Nuclear detection Remotely monitoring nuclear reactorsRemotely monitoring nuclear reactors

Published 30 March 2018

A new U.S. Department of Energy project to develop the first detector able to remotely monitor nuclear reactors will also help physicists test the next generation of neutrino observatories. Nuclear reactions produce telltale antineutrinos – the antimatter counterpart of neutrinos. The new detectors will be designed to measure the energy of such antineutrinos and the direction from which they come, allowing monitoring of reactors from a distance of 25 kilometers to verify nonproliferation agreements.

A new U.S. Department of Energy project to develop the first detector able to remotely monitor nuclear reactors will also help physicists test the next generation of neutrino observatories.

Nuclear reactions produce telltale antineutrinos – the antimatter counterpart of neutrinos. The new detectors will be designed to measure the energy of such antineutrinos and the direction from which they come, allowing monitoring of reactors from a distance of 25 kilometers to verify nonproliferation agreements. This project will lay the groundwork for larger detectors capable of monitoring reactor operations from a distance of several hundred kilometers, helping nations track or restrict the production of fissile materials that can be used in nuclear weapons.

But physicists are also interested in detecting neutrinos and antineutrinos to discover the basic laws of the universe, in particular to learn why the universe today is composed mostly of normal matter with very little antimatter, when both should have been made in equal amounts during the Big Bang.

“These neutrino observations have very broad-ranging implications; they could help us explain how we came to exist,” said Gabriel Orebi Gann, an assistant professor of physics and faculty scientist at the Lawrence Berkeley National Laboratory who is the UC Berkeley principal investigator for the new detector.

The initial project is called Watchman, for WATer CHerenkov Monitor of ANtineutrinos, and will be built by a large collaboration between researchers in the United States and United Kingdom, led by Lawrence Livermore National Laboratory. UC Berkeley and the Berkeley Lab are members of the collaboration, dubbed the Advanced Instrumentation Testbed, or AIT, which is funded by the DOE’s National Nuclear Security Administration.

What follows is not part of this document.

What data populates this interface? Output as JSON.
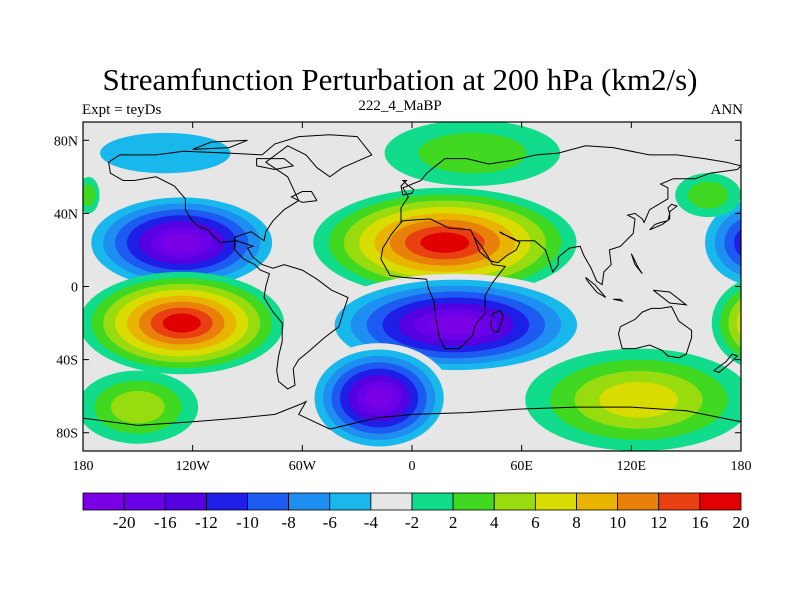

Berkeley says that subject to final approval by mine authorities, Watchman will be constructed at the site of the Boulby Underground Laboratory, an existing United Kingdom government-funded deep underground science facility operating in a working potash, polyhalite and salt mine (Boulby Mine) located on the northeast coast of England. By its projected operational start in 2023, it will consist of 3,500 tons of liquid, mostly water mixed with the element gadolinium, that will be tuned to detect interactions of antineutrinos emitted from a nuclear reactor at the Hartlepool complex 25 kilometers away.